A l’origine, les trois grandes religions dites du Livre prohibent les images. Toute représentation du divin est un sacrilège. Mais au fil de subtilités théologiques de haut vol, le pape Grégoire le grand décrète au VIème siècle que « l’image est l’écriture des illettrés. »

Réalité mystique révélée à l’humanité, ou mythologie parmi d’autres, ou fables allégoriques, ou contes obscurantistes, quel que soit le regard porté sur les religions selon les convictions et la tradition de chacun, toute foi instituée procède d’un récit des origines. Ce récit doit être inculqué aux fidèles, et communiqué aux laïcs, particulièrement quand ce culte est œcuménique. Or la plupart ne savaient pas lire jusqu’il y a peu. L’alphabétisation systématique des populations est récente, à peine plus d’un siècle pour ses plus anciennes mises en œuvre.

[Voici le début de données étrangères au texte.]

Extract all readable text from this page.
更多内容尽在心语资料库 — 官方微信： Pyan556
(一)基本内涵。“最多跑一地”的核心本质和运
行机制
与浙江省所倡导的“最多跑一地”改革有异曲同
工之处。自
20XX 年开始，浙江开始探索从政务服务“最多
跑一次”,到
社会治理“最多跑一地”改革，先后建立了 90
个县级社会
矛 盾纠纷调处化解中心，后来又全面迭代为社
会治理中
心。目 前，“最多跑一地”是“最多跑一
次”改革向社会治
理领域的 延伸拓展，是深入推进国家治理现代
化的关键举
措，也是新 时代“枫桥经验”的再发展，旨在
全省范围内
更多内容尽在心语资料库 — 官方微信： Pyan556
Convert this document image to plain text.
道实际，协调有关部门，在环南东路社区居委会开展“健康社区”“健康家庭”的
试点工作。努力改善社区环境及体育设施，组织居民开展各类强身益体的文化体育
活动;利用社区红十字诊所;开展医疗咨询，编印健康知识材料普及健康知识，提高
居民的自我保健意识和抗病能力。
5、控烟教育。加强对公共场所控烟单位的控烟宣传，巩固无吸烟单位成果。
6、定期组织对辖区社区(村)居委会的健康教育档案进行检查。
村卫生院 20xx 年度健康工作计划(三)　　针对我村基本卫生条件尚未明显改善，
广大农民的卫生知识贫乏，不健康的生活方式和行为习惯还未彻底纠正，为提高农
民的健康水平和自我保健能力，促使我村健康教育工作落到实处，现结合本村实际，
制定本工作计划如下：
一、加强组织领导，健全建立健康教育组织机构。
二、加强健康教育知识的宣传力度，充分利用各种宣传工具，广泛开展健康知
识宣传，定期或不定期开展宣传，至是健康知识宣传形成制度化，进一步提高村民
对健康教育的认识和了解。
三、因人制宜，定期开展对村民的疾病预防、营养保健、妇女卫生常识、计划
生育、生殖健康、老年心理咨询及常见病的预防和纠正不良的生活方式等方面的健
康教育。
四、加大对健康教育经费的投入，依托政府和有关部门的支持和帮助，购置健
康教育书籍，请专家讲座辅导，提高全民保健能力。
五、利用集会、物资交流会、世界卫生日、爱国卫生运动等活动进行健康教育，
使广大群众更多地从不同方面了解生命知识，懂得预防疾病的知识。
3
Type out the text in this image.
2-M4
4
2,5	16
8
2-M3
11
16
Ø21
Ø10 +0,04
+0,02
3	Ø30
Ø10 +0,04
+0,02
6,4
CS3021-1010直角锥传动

Durant les quelques mille ans de l’âge médiéval, du 5e au 15e siècle, naît et croît une iconographie chrétienne de célébration pédagogique. Les images produites ne sont pas sacrilèges parce qu’elles ne procèdent pas d’une idolâtrie (du grec ancien eidololatria, formé de eidolon, « image » et latreia, « adoration »). Il ne s’agit pas de vénérer une représentation, mais de lire l’histoire qu’elle narre. Le grand historien médiéviste Georges Duby écrit : « Hugues de Saint-Denis [7-8ème siècle] proclame que chaque image sensible est signe ou « sacrement » des choses invisibles, celles que découvrira l’âme lorsqu’elle sera dégagée de son enveloppe corporelle. » Autrement dit, le divin n’est pas dans l’image, mais celle-ci l’indique.

Les vitraux des cathédrales de la période gothique (dès le 12e siècle) sont le témoignage le plus accompli de la mise en lumière du grand récit chrétien par des images. Leur compréhension est aujourd’hui absconse sans les enseignements théologiques et les sermons du Moyen-Age. Leur splendeur seule nous demeure. Parmi les plus rayonnants de beauté, les vitraux de la cathédrale de Chartres et ceux de la Sainte-Chapelle illuminent quiconque fait silence pour s’en pénétrer.

L’iconologie, science des images, est une discipline d’étude qui recoupe les champs universitaires de l’histoire, l’histoire de l’art, la philosophie esthétique et la communication, fondée par Aby Moritz Warbug (1866-1929) et que la renommée du savant Erwin Panovsky (1892-1968) a grandement fait connaître. Appliquée à l’imagerie chrétienne médiévale et gothique, l’iconologie a mis en relief les différents degrés de lecture de ces images, ainsi que la signification de leurs emplacements (position cardinale dans l’édifice, hauteur…). Ainsi y aurait-il une lecture littérale, ou historique, des faits dépeints. Puis une lecture allégorique ou typologique, qui souvent tend à réconcilier l’ancien testament avec les Evangiles. Se superposent enfin les degrés de lecture tropologique et anagogique, le premier traitant de l’aspect moral du récit, qui doit aider le croyant à en prendre exemple, et le second et dernier considérant les réalités ultimes qui ne seront visibles qu’à l’âme.

Et encore se peut-il que ces images recèlent un sens secret pour les alchimistes, où les nombreux corps de métiers d’alors, constitués en corporations d’initiés, auraient codé pour l’éternité leurs savoirs spirituels par leurs savoir-faire…

Bande-dessinées sans bulles, à part papales, les vitraux de la chrétienté médiévale sont un récit didactique en langue de lumière.